Hay textos que uno siente que van a caer en pozo seco. Este seguramente será uno de esos. Pero igual hay que escribir, aunque solo sea para verter en unos cuantos miles de caracteres un grito de alerta.
No había pasado suficiente tiempo del espantoso asunto de un niñito acribillado a balazos por unos salvajes, aún estaba tibio el cuerpo de ese infante, cuando las redes se inundaron de una noticia que más parece una escena de una película de Buñuel.
Unas personas hacen público, con videos y fotos, un sarao en un tepuy. No vi las piezas audiovisuales en los primeros momentos. Confieso que si algo poco – más bien nada- despierta mi interés es lo que hace, o deja de hacer, la boliburguesía venezolana. Sus episodios de rastacuerismo radioactivo me aburren, a morir. Siento que cada día se asemejan más a todo lo que no es sino mero exhibicionismo de ramplonería. Como a mí el tiempo no me abunda, y menos me sobra, pues poco dada soy al paseillo por los espacios del “kardashionismo” local. Ayer, a eso de las 11 de un día particularmente atareado, mi correo tenía encendidas no sé cuántas alarmas. Entonces, café mediante, vi el material. Y no encontré ni un solo fotograma que no me produjera náusea.
Las críticas llueven. Lo ocurrido es, a no dudarlo, un despampanante despliegue de vulgaridad, fatuidad y banalidad. Los que aparecen en esas fotos y videos no son entusiastas empresarios; son, entendamos bien, delincuentes que con envolver sus cuerpos en vestidos de marca no logran empero disimular su carencia total de ética. Los delitos son varios e incluyen violaciones a las normas que rigen las visitas a los parques nacionales y que algunos, muchos que amamos a Venezuela, respetamos como mandamientos sagrados. Y ello debería bastar para que la sociedad se active y deplore estos comportamientos. Y alcanza y sobra para que haya, además de la calificación legal (que no parece ocurrirá), algo extremadamente importante: la sanción social. Ella, la sanción que la sociedad puede imponer, no debe limitarse a críticas airadas en redes. Se puede ir mucho más allá.
Es cierto, la cursilería no es delito. Tampoco lo es el mal gusto de un smoking verde chillón, o las gorduras que se desbordan insolentes por los escotados trajes de unas señoras que, caray, bien harían en desenterrar el espejo y aceptar que ya no están como para andar de vitrina.

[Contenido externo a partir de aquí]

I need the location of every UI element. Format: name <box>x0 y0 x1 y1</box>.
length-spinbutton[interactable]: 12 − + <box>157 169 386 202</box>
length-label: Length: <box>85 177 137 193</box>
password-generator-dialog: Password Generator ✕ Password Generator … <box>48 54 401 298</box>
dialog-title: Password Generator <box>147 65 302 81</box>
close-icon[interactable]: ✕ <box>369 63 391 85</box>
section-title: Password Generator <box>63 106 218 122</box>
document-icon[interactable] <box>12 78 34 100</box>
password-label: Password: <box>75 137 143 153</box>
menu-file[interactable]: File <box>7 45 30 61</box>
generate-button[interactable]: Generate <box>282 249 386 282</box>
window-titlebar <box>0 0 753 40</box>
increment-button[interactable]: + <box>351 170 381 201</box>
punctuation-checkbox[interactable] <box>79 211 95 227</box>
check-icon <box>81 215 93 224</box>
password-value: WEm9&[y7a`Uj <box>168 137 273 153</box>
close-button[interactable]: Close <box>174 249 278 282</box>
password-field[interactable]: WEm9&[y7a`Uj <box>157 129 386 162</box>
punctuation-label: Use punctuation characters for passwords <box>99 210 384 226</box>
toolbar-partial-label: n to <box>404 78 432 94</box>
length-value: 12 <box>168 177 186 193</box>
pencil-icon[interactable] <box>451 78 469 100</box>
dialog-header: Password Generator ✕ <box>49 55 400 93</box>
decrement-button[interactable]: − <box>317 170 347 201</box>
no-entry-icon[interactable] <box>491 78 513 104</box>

Todos tenemos algún tipo de poder. Algunos más, algunos menos, pero musculatura poseemos para ejercer presión e imponer algún tipo de penalización. Podemos, por ejemplo, bloquear a todos esos que montaron y aceptaron estar en ese descastado y vergonzoso guateque. No comprar ningún producto que publiciten en medios y redes sociales, no escuchar sus programas de radio o podcasts, no asistir ni que nos paguen a sus restaurantes, hostales, botiquines. Y podemos también exigir a los liderazgos que denuncien este asunto, incluso si alguna vinculación de sangre tienen. Podemos y debemos elevar nuestra protesta y establecer meridianamente que los decentes, los buenos, los venezolanos éticos no tenemos el alma en venta. Se llama pintar la raya.
Por de pronto, yo, Soledad Morillo Belloso, venezolana, mayor de edad, en pleno uso de mis facultades mentales, digo a los del tan indecoroso sarao en el tepuy que se pueden cansar de decirme que son millonarios, que la fiesta costó una bola, que los trajes cuestan puños de dólares, que bebieron whiskey de 100 años y Dom Perignon a galones. Igual son todos, absolutamente todos, idiotas rastacueros. Y eso fue lo que pusieron en primer plano.